I assume this is not true on the East coast?

Mike McCann
MMC Engineering

ToadJones (Structural)
4 Apr 12 13:39
Many fabricators used to employ connection design engineers...I assume most smaller shops are now subbing out the connection design...
ukengineer58 (Civil/Environmental)
4 Apr 12 17:05
not sure why everyone is so against fabricator design. most decent size fabricators in uk can provide a full structural design actually. to be honest i fail to see the point in us wasting time detailing every bolt and fixture that will only be replicated on the fabrication drawings anyway (therefore done twice). to be honest on a large project we ve got bigger fish to fry. the fabricators will do the most economical connections for them. I fail to see the advantage of giving them a detail and and them asking to di an alternative.
steellion (Structural)
4 Apr 12 18:00
By "fabricator", I meant the structural engineer designing the connections, employed directly by the fabricator or hired by the fabricator by project.

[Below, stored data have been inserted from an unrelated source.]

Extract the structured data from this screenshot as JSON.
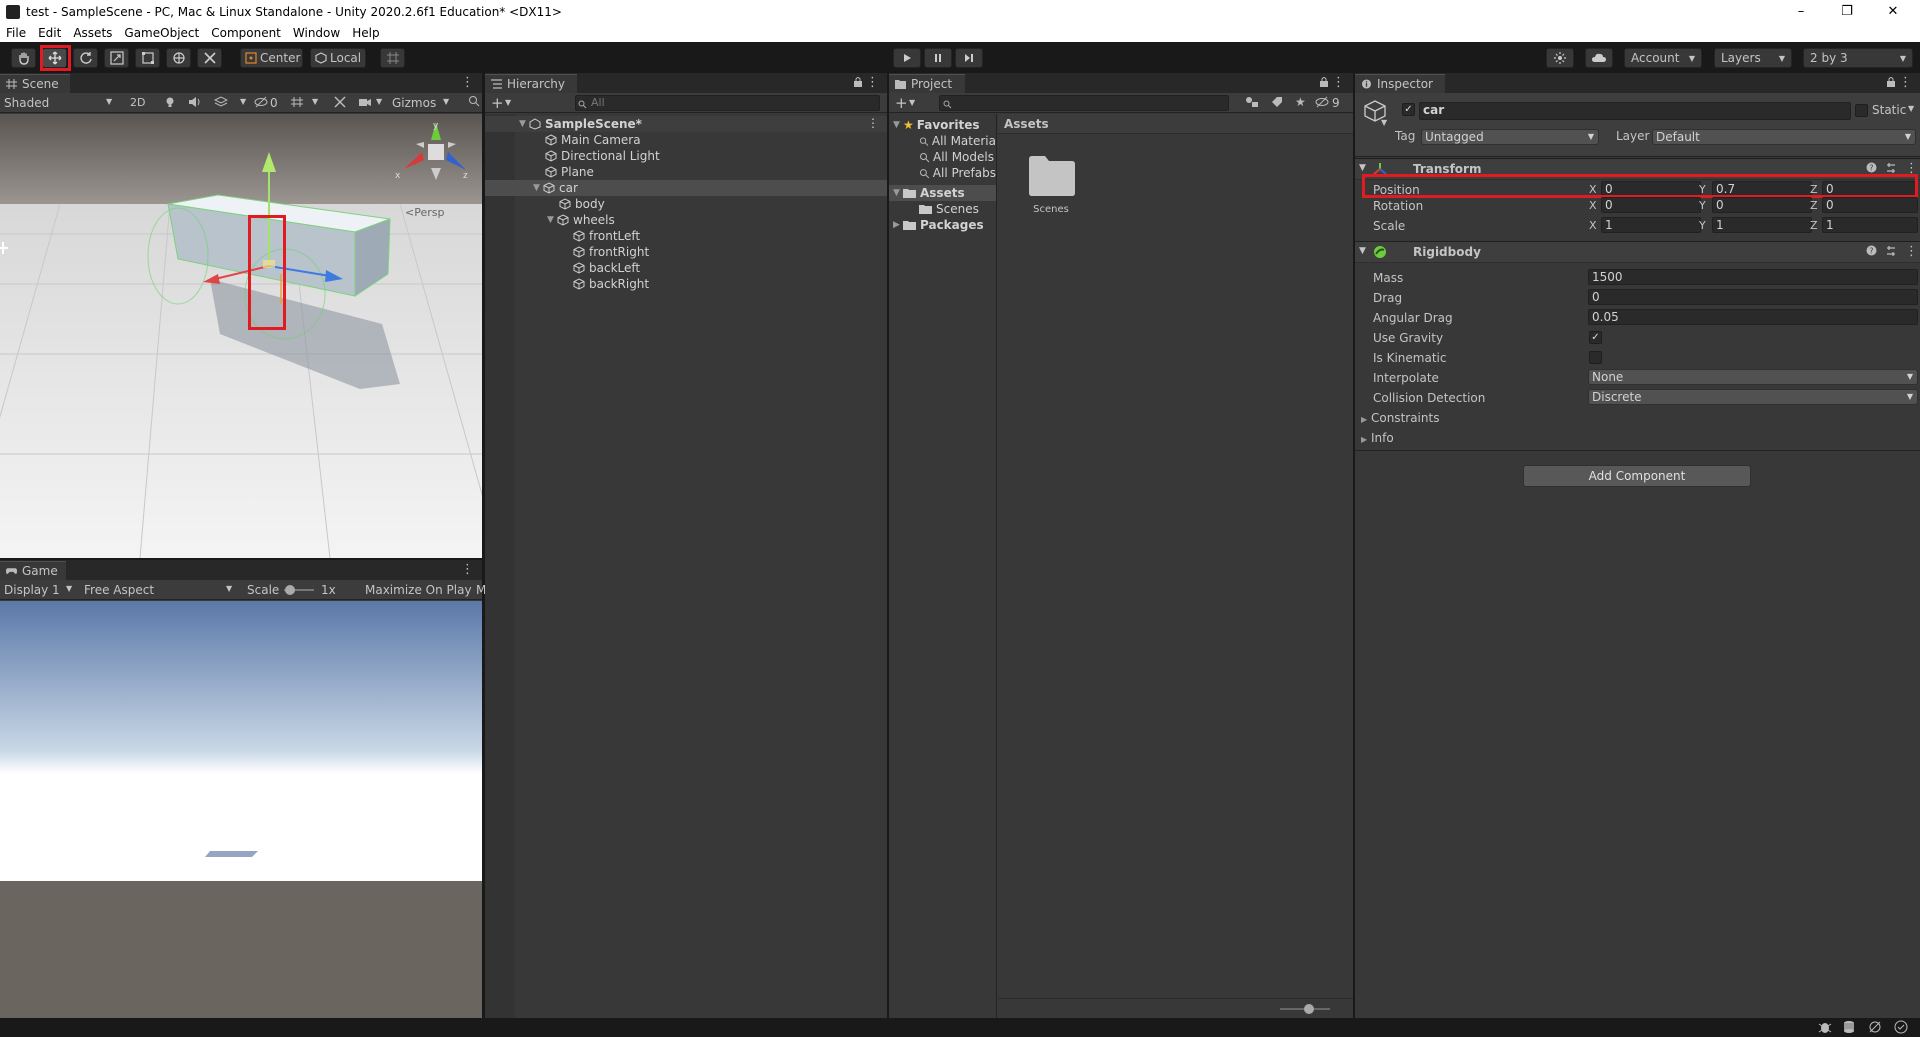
{
  "window": {
    "title": "test - SampleScene - PC, Mac & Linux Standalone - Unity 2020.2.6f1 Education* <DX11>",
    "controls": {
      "minimize": "–",
      "maximize": "❐",
      "close": "✕"
    }
  },
  "menu": [
    "File",
    "Edit",
    "Assets",
    "GameObject",
    "Component",
    "Window",
    "Help"
  ],
  "toolbar": {
    "tools": [
      "hand",
      "move",
      "rotate",
      "scale",
      "rect",
      "transform",
      "custom"
    ],
    "selected_tool": "move",
    "pivot_label": "Center",
    "space_label": "Local",
    "account_label": "Account",
    "layers_label": "Layers",
    "layout_label": "2 by 3"
  },
  "scene": {
    "tab_label": "Scene",
    "shading": "Shaded",
    "mode_2d": "2D",
    "hidden_count": "0",
    "gizmos_label": "Gizmos",
    "persp_label": "Persp",
    "axis_labels": {
      "x": "x",
      "y": "y",
      "z": "z"
    }
  },
  "game": {
    "tab_label": "Game",
    "display": "Display 1",
    "aspect": "Free Aspect",
    "scale_label": "Scale",
    "scale_value": "1x",
    "maximize_label": "Maximize On Play",
    "overflow_label": "M"
  },
  "hierarchy": {
    "tab_label": "Hierarchy",
    "search_placeholder": "All",
    "scene_name": "SampleScene*",
    "items": [
      {
        "label": "Main Camera"
      },
      {
        "label": "Directional Light"
      },
      {
        "label": "Plane"
      },
      {
        "label": "car"
      },
      {
        "label": "body"
      },
      {
        "label": "wheels"
      },
      {
        "label": "frontLeft"
      },
      {
        "label": "frontRight"
      },
      {
        "label": "backLeft"
      },
      {
        "label": "backRight"
      }
    ]
  },
  "project": {
    "tab_label": "Project",
    "hidden_count": "9",
    "favorites_label": "Favorites",
    "favorites": [
      "All Materia",
      "All Models",
      "All Prefabs"
    ],
    "assets_label": "Assets",
    "scenes_label": "Scenes",
    "packages_label": "Packages",
    "breadcrumb": "Assets",
    "folder_label": "Scenes"
  },
  "inspector": {
    "tab_label": "Inspector",
    "object_name": "car",
    "static_label": "Static",
    "tag_label": "Tag",
    "tag_value": "Untagged",
    "layer_label": "Layer",
    "layer_value": "Default",
    "transform": {
      "title": "Transform",
      "position_label": "Position",
      "rotation_label": "Rotation",
      "scale_label": "Scale",
      "axis_x": "X",
      "axis_y": "Y",
      "axis_z": "Z",
      "position": {
        "x": "0",
        "y": "0.7",
        "z": "0"
      },
      "rotation": {
        "x": "0",
        "y": "0",
        "z": "0"
      },
      "scale": {
        "x": "1",
        "y": "1",
        "z": "1"
      }
    },
    "rigidbody": {
      "title": "Rigidbody",
      "mass_label": "Mass",
      "mass": "1500",
      "drag_label": "Drag",
      "drag": "0",
      "angular_drag_label": "Angular Drag",
      "angular_drag": "0.05",
      "use_gravity_label": "Use Gravity",
      "use_gravity": true,
      "is_kinematic_label": "Is Kinematic",
      "is_kinematic": false,
      "interpolate_label": "Interpolate",
      "interpolate": "None",
      "collision_label": "Collision Detection",
      "collision": "Discrete",
      "constraints_label": "Constraints",
      "info_label": "Info"
    },
    "add_component_label": "Add Component"
  },
  "colors": {
    "accent_red": "#e11b22",
    "panel_bg": "#383838",
    "sky_top": "#5a78a8",
    "ground": "#6b6560"
  }
}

rowingengineer (Structural)
4 Apr 12 23:48
food for thought here, I work for a few fabrication companies as the engineer for D&C contracts some of these are in the UK most of them are in the Australasia region. Generally they retain me to do both the structure and connections. Most of these have similar requirements for fabrication with the biggest difference being the erectors requirements.
"Programming today is a race between software engineers striving to build bigger and better idiot-proof programs, and the Universe trying to produce bigger and better idiots. So far, the Universe is winning."